Asked at another point if the visit by President Donald Trump and GOP leaders on Thursday “has anything to do with the way this incident was investigated,” Worley answered quickly, “No, not at all.”
Mayor Bernard C. “Jack” Young released several statements on the incident this afternoon, addressing why so many buildings had been evacuated.
At 10:39 a.m., he said, fire officials responded to a report of a “suspicious vehicle” parked in the garage of 100 East Pratt Street.
Finding the vehicle contained bins of fuel, “public safety officials immediately issued an evacuation order and began investigating the suspicious vehicle,” Young said.
Initially, a four-block radius was blockaded by police, including 100 East Pratt, 200 East Pratt Street (including The Gallery shopping mall and Renaissance Baltimore Harborplace), and 100 Light Street (the Transamerica building).
Soon, however, evacuation orders spread to other properties, including the Brookshire Suites, Hampton Inn & Suites, and 22 Light Street.
Baltimore’s tourist waterfront was also shut down.
The Pratt and Light Street pavilions of Harborplace were cordoned off by police, leaving clumps of visitors and restaurant workers milling about street corners as police and bomb detection specialists searched other parking garages for suspicious vehicles.

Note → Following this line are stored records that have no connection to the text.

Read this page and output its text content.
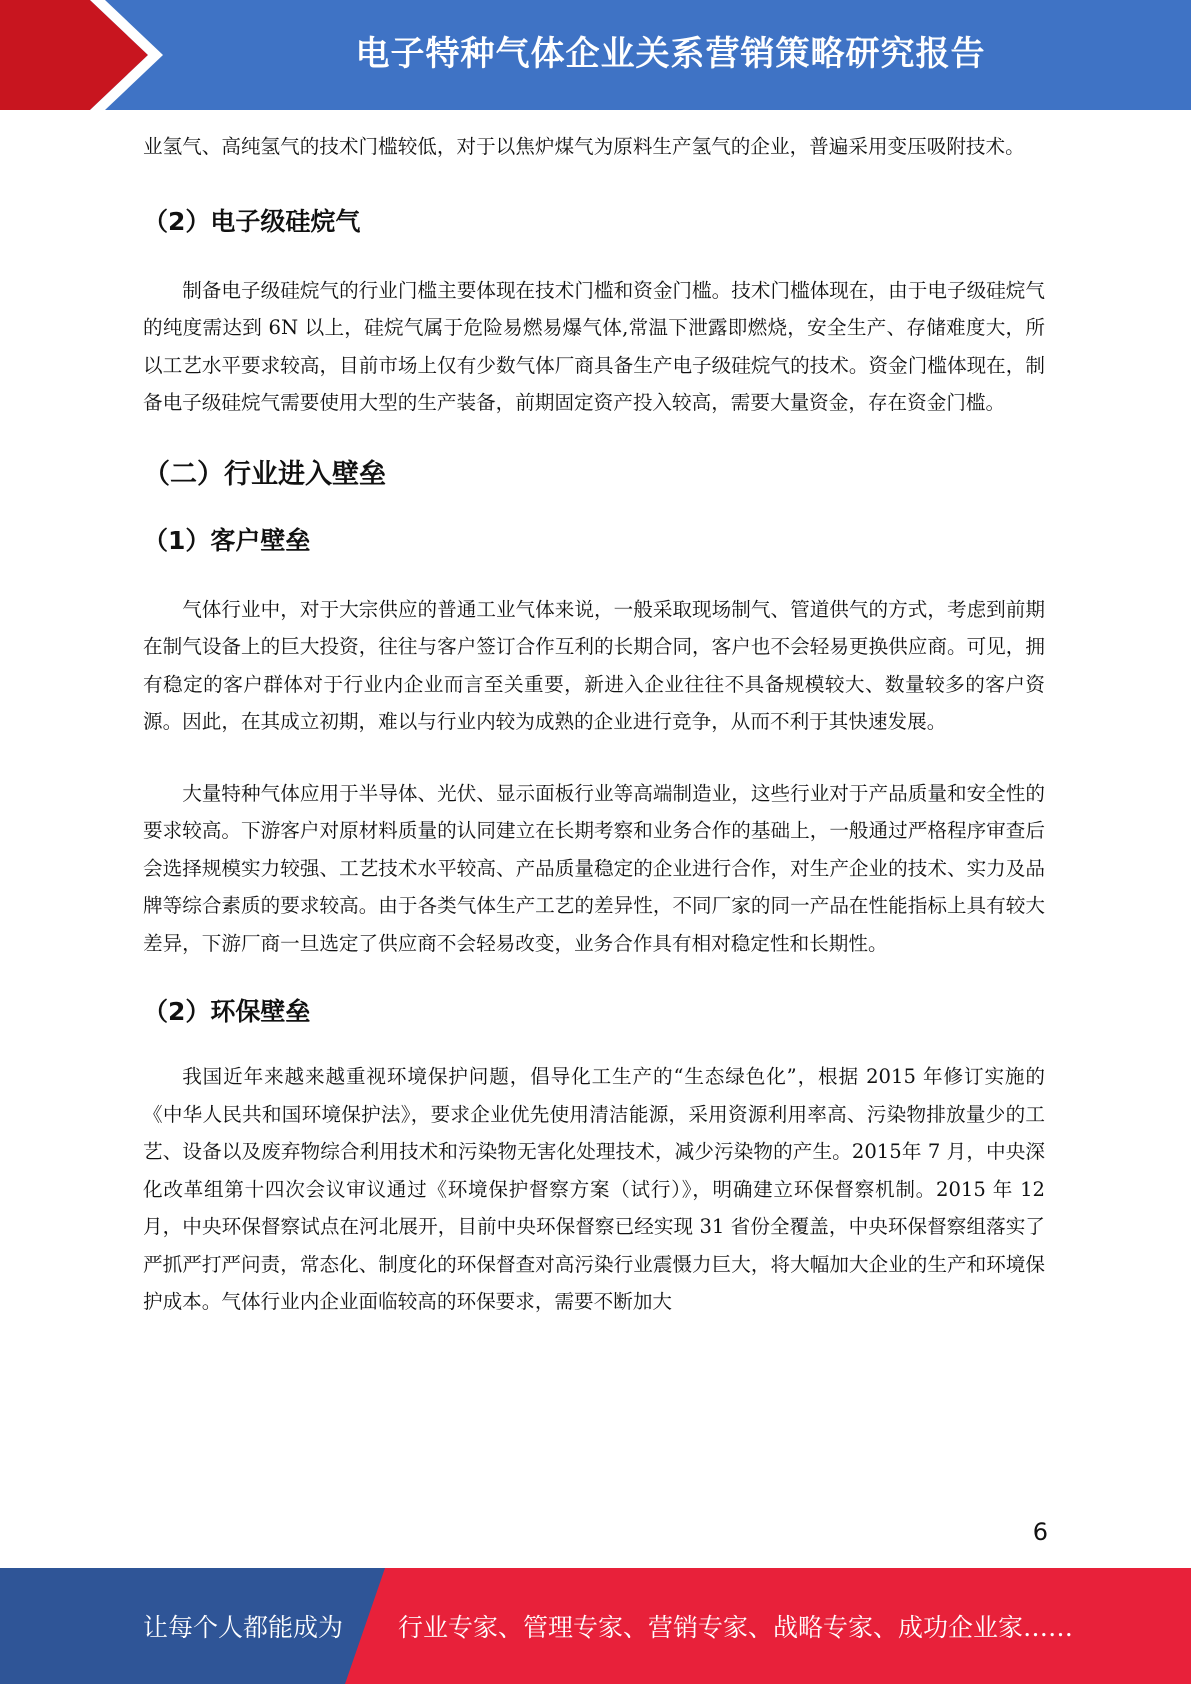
电子特种气体企业关系营销策略研究报告

业氢气、高纯氢气的技术门槛较低，对于以焦炉煤气为原料生产氢气的企业，普遍采用变压吸附技术。

（2）电子级硅烷气

制备电子级硅烷气的行业门槛主要体现在技术门槛和资金门槛。技术门槛体现在，由于电子级硅烷气的纯度需达到 6N 以上，硅烷气属于危险易燃易爆气体,常温下泄露即燃烧，安全生产、存储难度大，所以工艺水平要求较高，目前市场上仅有少数气体厂商具备生产电子级硅烷气的技术。资金门槛体现在，制备电子级硅烷气需要使用大型的生产装备，前期固定资产投入较高，需要大量资金，存在资金门槛。

（二）行业进入壁垒
（1）客户壁垒

气体行业中，对于大宗供应的普通工业气体来说，一般采取现场制气、管道供气的方式，考虑到前期在制气设备上的巨大投资，往往与客户签订合作互利的长期合同，客户也不会轻易更换供应商。可见，拥有稳定的客户群体对于行业内企业而言至关重要，新进入企业往往不具备规模较大、数量较多的客户资源。因此，在其成立初期，难以与行业内较为成熟的企业进行竞争，从而不利于其快速发展。

大量特种气体应用于半导体、光伏、显示面板行业等高端制造业，这些行业对于产品质量和安全性的要求较高。下游客户对原材料质量的认同建立在长期考察和业务合作的基础上，一般通过严格程序审查后会选择规模实力较强、工艺技术水平较高、产品质量稳定的企业进行合作，对生产企业的技术、实力及品牌等综合素质的要求较高。由于各类气体生产工艺的差异性，不同厂家的同一产品在性能指标上具有较大差异，下游厂商一旦选定了供应商不会轻易改变，业务合作具有相对稳定性和长期性。

（2）环保壁垒

我国近年来越来越重视环境保护问题，倡导化工生产的“生态绿色化”，根据 2015 年修订实施的《中华人民共和国环境保护法》，要求企业优先使用清洁能源，采用资源利用率高、污染物排放量少的工艺、设备以及废弃物综合利用技术和污染物无害化处理技术，减少污染物的产生。2015年 7 月，中央深化改革组第十四次会议审议通过《环境保护督察方案（试行）》，明确建立环保督察机制。2015 年 12 月，中央环保督察试点在河北展开，目前中央环保督察已经实现 31 省份全覆盖，中央环保督察组落实了严抓严打严问责，常态化、制度化的环保督查对高污染行业震慑力巨大，将大幅加大企业的生产和环境保护成本。气体行业内企业面临较高的环保要求，需要不断加大

6
让每个人都能成为 行业专家、管理专家、营销专家、战略专家、成功企业家……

An emergency command center was set up at the intersection of Redwood and Calvert streets to coordinate what Mayor Young later called “precautionary sweeps in an effort to ensure public safety.”
Overkill to Some
The extreme scope of the evacuations was striking to some downtown veterans.
“This is really big,” said Gary Marino, one of a flood of people escorted out of the Transamerica building by security guards at about 12:30 p.m. Marino has worked downtown since 2002 and said the 2011 earthquake was the last comparable event.
A woman standing nearby agreed with him.
“My boss at the time said we couldn’t leave because he said the earthquake [tremor] wasn’t going to happen again. At least today they let us get out of the building,” she said.
The duration of the evacuation surprised Derek Moore, whose law firm was among the tenants evacuated from the Transamerica building.
“They has us leave at about 12:30 and now here it is after 2:30. That’s a long time. When are they going to close the building and let us just go home,” he asked.
Nearby, two women checked on a third women who they knew had respiratory issues and, like the others, had to walk down many flights of stairs to the street.
“I am okay,” she told them. “I had my inhaler, and I just went down the stairs slow.”